They are all -pervading - the triangular configurations arrayed centrally in neat little rows, emerging out of the recesses of mysterious color fields; on other occasions, disbanding and edging energetically towards the periphery of the picture space, almost yearning to spill out. Triangular and pyramidal forms as symbols are integral to religious worship the world over and embody multiple meanings and connotations; such as the cosmos, trinity and spiritual energy. In Anant Nikam’s recent body of abstracts, the triangles are emblems, like numerous other signs and symbols, fleshed out from a tradition that has preoccupied the artist intensely in his career spanning over two decades. The dusty landscape of the hinterland of Maharashtra where Nikam grew up, dotted with innumerable little shrines and fraught with a plethora of myths and folklore, remain distinctly etched in his mind. Boyhood memories and associations with conventions, sharp and piquant to this day, continue to guide his sensibilities. His canvases are a painter’s responses to rituals of faith inextricably linked with the cycle of birth and death, marriage and child bearing, well being and illness. The points of reference are as diverse as the talismans and sacred threads tagged onto wayside shrines or dargas- tokens of wish fulfillment or mannat, arrangements of kumkum smeared pebbles in the satvai pooja ritual performed for the newborn to ward off evil spirits or intricate cosmographical diagrams such as the Sri Yantra.
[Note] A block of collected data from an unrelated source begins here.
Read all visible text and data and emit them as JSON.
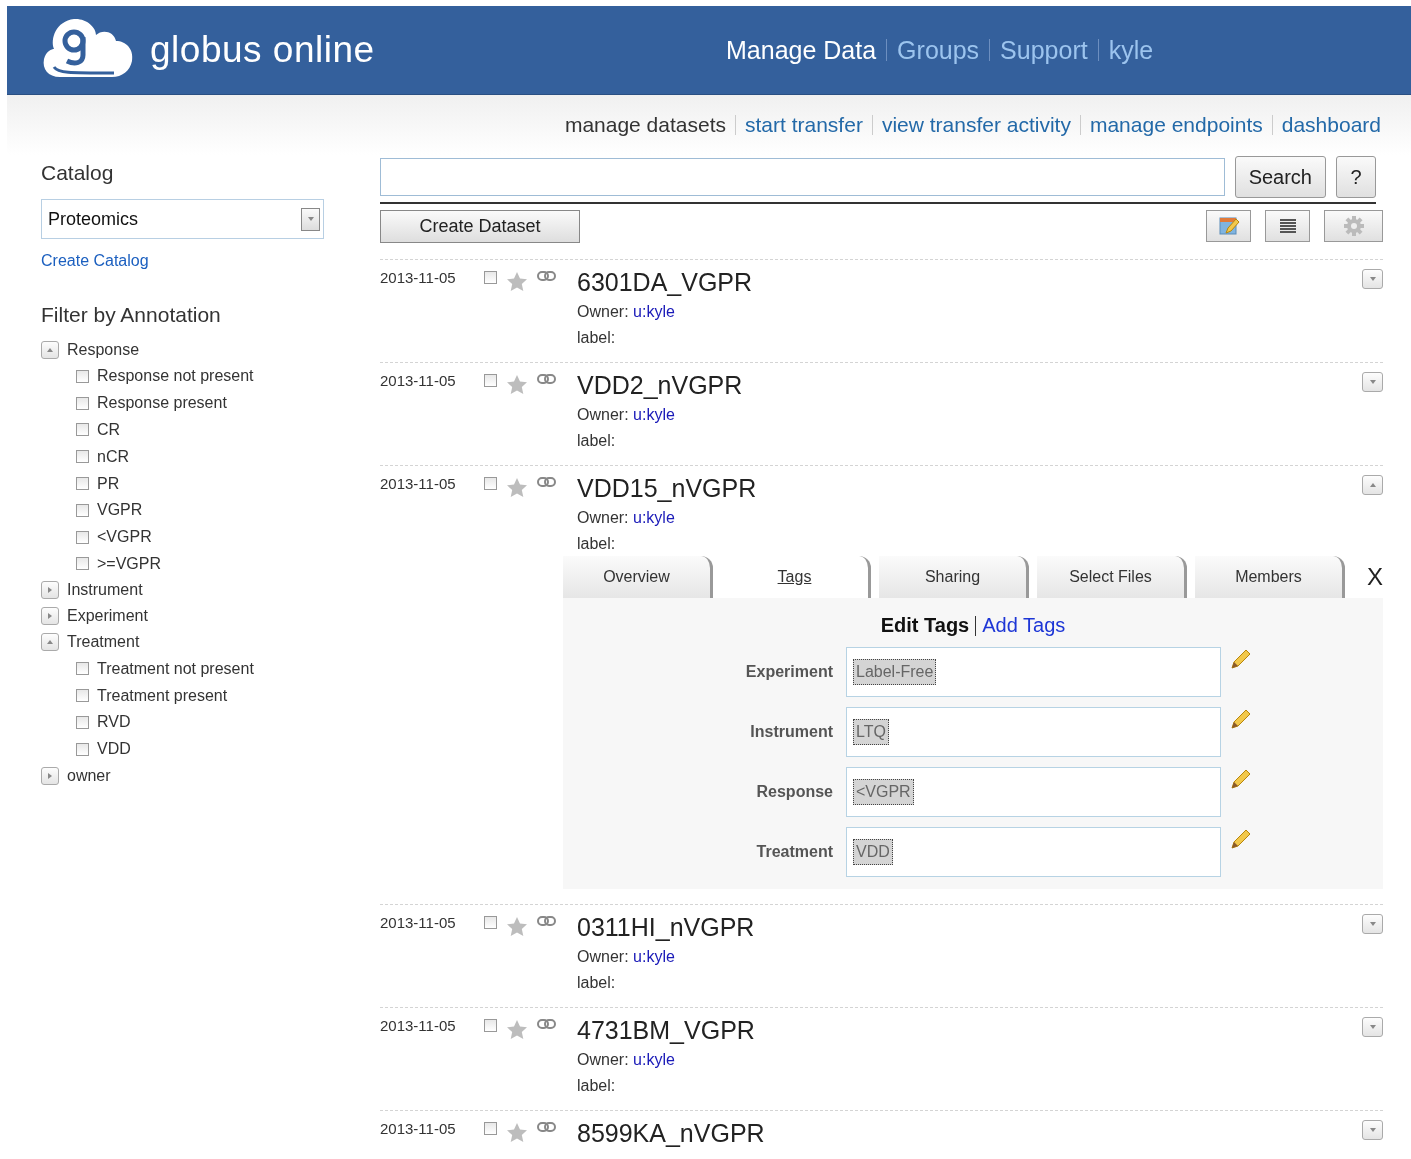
{
  "header": {
    "logo_text": "globus online",
    "nav": [
      {
        "label": "Manage Data",
        "selected": true
      },
      {
        "label": "Groups",
        "selected": false
      },
      {
        "label": "Support",
        "selected": false
      },
      {
        "label": "kyle",
        "selected": false
      }
    ]
  },
  "subnav": [
    {
      "label": "manage datasets",
      "selected": true
    },
    {
      "label": "start transfer",
      "selected": false
    },
    {
      "label": "view transfer activity",
      "selected": false
    },
    {
      "label": "manage endpoints",
      "selected": false
    },
    {
      "label": "dashboard",
      "selected": false
    }
  ],
  "sidebar": {
    "catalog_title": "Catalog",
    "catalog_select": "Proteomics",
    "create_catalog": "Create Catalog",
    "filter_title": "Filter by Annotation",
    "filters": [
      {
        "label": "Response",
        "expanded": true,
        "children": [
          {
            "label": "Response not present",
            "checked": false
          },
          {
            "label": "Response present",
            "checked": false
          },
          {
            "label": "CR",
            "checked": false
          },
          {
            "label": "nCR",
            "checked": false
          },
          {
            "label": "PR",
            "checked": false
          },
          {
            "label": "VGPR",
            "checked": false
          },
          {
            "label": "<VGPR",
            "checked": false
          },
          {
            "label": ">=VGPR",
            "checked": false
          }
        ]
      },
      {
        "label": "Instrument",
        "expanded": false
      },
      {
        "label": "Experiment",
        "expanded": false
      },
      {
        "label": "Treatment",
        "expanded": true,
        "children": [
          {
            "label": "Treatment not present",
            "checked": false
          },
          {
            "label": "Treatment present",
            "checked": false
          },
          {
            "label": "RVD",
            "checked": false
          },
          {
            "label": "VDD",
            "checked": false
          }
        ]
      },
      {
        "label": "owner",
        "expanded": false
      }
    ]
  },
  "toolbar": {
    "search_button": "Search",
    "help_button": "?",
    "create_dataset": "Create Dataset"
  },
  "datasets": [
    {
      "date": "2013-11-05",
      "checked": false,
      "title": "6301DA_VGPR",
      "owner_label": "Owner:",
      "owner": "u:kyle",
      "label": "label:",
      "expanded": false
    },
    {
      "date": "2013-11-05",
      "checked": false,
      "title": "VDD2_nVGPR",
      "owner_label": "Owner:",
      "owner": "u:kyle",
      "label": "label:",
      "expanded": false
    },
    {
      "date": "2013-11-05",
      "checked": false,
      "title": "VDD15_nVGPR",
      "owner_label": "Owner:",
      "owner": "u:kyle",
      "label": "label:",
      "expanded": true,
      "details": {
        "tabs": [
          {
            "label": "Overview",
            "selected": false
          },
          {
            "label": "Tags",
            "selected": true
          },
          {
            "label": "Sharing",
            "selected": false
          },
          {
            "label": "Select Files",
            "selected": false
          },
          {
            "label": "Members",
            "selected": false
          }
        ],
        "close": "X",
        "edit_tags": "Edit Tags",
        "add_tags": "Add Tags",
        "fields": [
          {
            "label": "Experiment",
            "value": "Label-Free"
          },
          {
            "label": "Instrument",
            "value": "LTQ"
          },
          {
            "label": "Response",
            "value": "<VGPR"
          },
          {
            "label": "Treatment",
            "value": "VDD"
          }
        ]
      }
    },
    {
      "date": "2013-11-05",
      "checked": false,
      "title": "0311HI_nVGPR",
      "owner_label": "Owner:",
      "owner": "u:kyle",
      "label": "label:",
      "expanded": false
    },
    {
      "date": "2013-11-05",
      "checked": false,
      "title": "4731BM_VGPR",
      "owner_label": "Owner:",
      "owner": "u:kyle",
      "label": "label:",
      "expanded": false
    },
    {
      "date": "2013-11-05",
      "checked": false,
      "title": "8599KA_nVGPR",
      "expanded": false
    }
  ]
}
Nikam’s paintings are as ambiguous and enigmatic as the beliefs they codify. The self imposed austerity of the formal language serves as a perfect foil to his quest for the mysteries of the universe. The restrained palette of deep browns, soot grays, elevating tangerines, and somber ochres, is handled with consummate ease and an extensive conversance with his medium. The artist attributes the intuitive understanding of surfaces to his prolific outputs as a printmaker. Printmaking techniques such as etching
entails wiping of metal plates which enhances skill of handling color areas. Not unlike graphic prints, Nikam’s canvases have multi-layered surfaces with an intriguing play of textures, soft blurred images and defined contours, sudden depths and impulsive highlighted areas. Intense and spiritual, the meditative spaces generate cosmic energy. They oscillate between the material and the metaphysical realms. There is a resonance, the seeking of benediction, the reverberating sound of hymns and chants, the tactility of the soot lined walls of the sanctum and reassurance of the flickering lights of earthen diyas, and above all, a premise for contemplation.